Once the world’s premier female breaststroke swimmer, the American has set her sights on regaining her mantle after a choppy few years when everything seemed against her.
Hardy qualified for the 2008 Beijing Olympics but never made it to the Chinese capital after she was told she had tested positive for the banned steroid clenbuterol at the U.S. trials.
The offense normally carries a two-year ban but the Californian was given a reduced penalty when she was able to prove that she taken a nutritional supplement that had been contaminated by the manufacturers.
But the World Anti-Doping Agency (WADA) lodged an appeal, demanding that she be given a two-year penalty and banned from competing at the 2012 London Olympics.
The case was only resolved in 2011 when the International Olympic Committee and the Court of Arbitration said she had served her punishment and could compete in London.
But then the oddest thing happened, the Californian failed to qualify in her pet event – the 100 meters breaststroke – compounding her worst fears.
Fueled by anger and disappointment, she made the team in the 4x100m freestyle and went on to win a gold medal in London, in the medley relay.
Now 27, her focus is back on her favorite stroke, having lost none of her confidence.
“I’ve had the opportunity to break a ton of world records. I think 12 world records in my career and won 27 international medals,” she told Reuters in an interview before the inaugural Singapore Swim Stars meet.
“So it’s not something I take for granted, but it kind of gives me confidence moving forward, I expect that every time, so that’s what I’m hoping for next year.”
With Hardy missing from Beijing, Rebecca Soni stepped up and filled the void as America’s top female breaststroker, winning gold in the 200m and silver in the 100m.

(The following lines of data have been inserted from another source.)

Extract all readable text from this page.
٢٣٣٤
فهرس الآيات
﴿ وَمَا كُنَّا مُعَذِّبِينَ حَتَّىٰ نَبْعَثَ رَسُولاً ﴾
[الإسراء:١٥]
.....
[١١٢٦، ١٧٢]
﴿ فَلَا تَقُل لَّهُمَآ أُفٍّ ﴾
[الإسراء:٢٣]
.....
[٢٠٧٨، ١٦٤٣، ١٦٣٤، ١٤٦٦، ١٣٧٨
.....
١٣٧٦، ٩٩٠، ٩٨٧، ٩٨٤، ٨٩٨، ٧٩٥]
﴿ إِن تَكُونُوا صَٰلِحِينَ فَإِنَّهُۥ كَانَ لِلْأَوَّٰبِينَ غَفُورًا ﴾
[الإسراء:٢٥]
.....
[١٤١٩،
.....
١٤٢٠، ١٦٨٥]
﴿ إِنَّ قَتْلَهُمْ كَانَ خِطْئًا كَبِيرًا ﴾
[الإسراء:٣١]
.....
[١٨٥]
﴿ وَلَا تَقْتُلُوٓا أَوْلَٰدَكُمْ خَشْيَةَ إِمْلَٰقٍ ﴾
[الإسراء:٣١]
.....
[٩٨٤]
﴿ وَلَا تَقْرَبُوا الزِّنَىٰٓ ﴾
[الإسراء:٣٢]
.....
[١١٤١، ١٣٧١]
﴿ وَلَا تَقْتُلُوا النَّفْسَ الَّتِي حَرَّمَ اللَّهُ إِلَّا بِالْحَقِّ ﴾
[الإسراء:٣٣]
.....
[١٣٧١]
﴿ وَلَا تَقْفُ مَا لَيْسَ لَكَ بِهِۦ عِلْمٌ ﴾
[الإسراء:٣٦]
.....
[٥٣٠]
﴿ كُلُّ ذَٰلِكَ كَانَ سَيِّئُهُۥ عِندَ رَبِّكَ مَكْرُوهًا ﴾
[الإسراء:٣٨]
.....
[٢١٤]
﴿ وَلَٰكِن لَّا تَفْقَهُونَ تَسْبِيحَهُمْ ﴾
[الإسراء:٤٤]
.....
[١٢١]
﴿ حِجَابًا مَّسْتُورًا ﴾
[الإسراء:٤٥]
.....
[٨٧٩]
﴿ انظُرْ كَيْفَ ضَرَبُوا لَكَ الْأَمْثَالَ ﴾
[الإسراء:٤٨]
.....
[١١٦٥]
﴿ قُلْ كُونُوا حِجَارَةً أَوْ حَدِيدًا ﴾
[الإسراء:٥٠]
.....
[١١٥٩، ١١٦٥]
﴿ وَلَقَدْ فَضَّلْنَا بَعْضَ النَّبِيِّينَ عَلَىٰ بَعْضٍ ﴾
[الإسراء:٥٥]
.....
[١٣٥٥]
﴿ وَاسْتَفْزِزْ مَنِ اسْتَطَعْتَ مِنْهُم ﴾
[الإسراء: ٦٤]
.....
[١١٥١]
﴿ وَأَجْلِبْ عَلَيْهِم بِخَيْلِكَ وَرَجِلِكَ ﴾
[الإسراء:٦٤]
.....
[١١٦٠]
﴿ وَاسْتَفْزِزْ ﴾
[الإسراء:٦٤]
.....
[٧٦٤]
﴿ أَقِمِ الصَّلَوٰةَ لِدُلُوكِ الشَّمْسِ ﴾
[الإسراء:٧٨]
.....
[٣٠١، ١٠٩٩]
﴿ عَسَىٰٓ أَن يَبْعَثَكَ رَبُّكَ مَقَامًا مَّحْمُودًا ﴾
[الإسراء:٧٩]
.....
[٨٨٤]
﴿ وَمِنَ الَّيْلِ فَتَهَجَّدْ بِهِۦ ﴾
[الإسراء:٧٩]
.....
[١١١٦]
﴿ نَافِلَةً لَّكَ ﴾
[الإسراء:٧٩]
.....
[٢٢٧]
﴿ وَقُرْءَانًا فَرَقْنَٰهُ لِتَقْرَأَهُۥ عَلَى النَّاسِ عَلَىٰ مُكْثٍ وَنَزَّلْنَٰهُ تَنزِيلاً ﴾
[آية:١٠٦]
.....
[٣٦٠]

Soni won three individual world titles in 2009 and 2011 and defended her 200m title in London before joining forces with Hardy in the medley relay team.
Now that Soni has retired, Hardy has resurfaced as her country’s top 100m breaststroker and is looking to make up for lost time.
“I just focused more on freestyle cause I got a little sick of training with her everyday and always having her at every meet I went to,” she said, with a laugh.
“It was great to balance myself out as an athlete to be so successful in sprint freestyle too.
“I broke my first (100m breaststroke) world record 10 years ago, nine years ago in that. So it’s always been there and it’s always going to be there for me.”
Hardy has also found inspiration from the new generation of breaststrokers, spearheaded by Lithuanian teenage sensation Ruta Meilutyte, who won the gold medal in London aged just 15.
Now 17, Meilutyte holds the current world record for the event and shows no sign of slowing down. Last month, she won two gold medals at the Youth Olympic Games in China then hopped on a plane and flew to Berlin where she won gold in the European championships.
And now she is back in Asia, ready to line up against Hardy in Singapore, a prospect that has excited the American.
“She’s great. I didn’t know who she was until she won medals, so it was quite the wake up call,” Hardy said.
“Every time I race her so far, she’s so gracious and she’s so appreciative of that. And it’s really fun to race people like that.
“And I have never raced anyone in my entire career who takes the 100 breast out faster than me, so having someone wake me up makes that a really fun race.”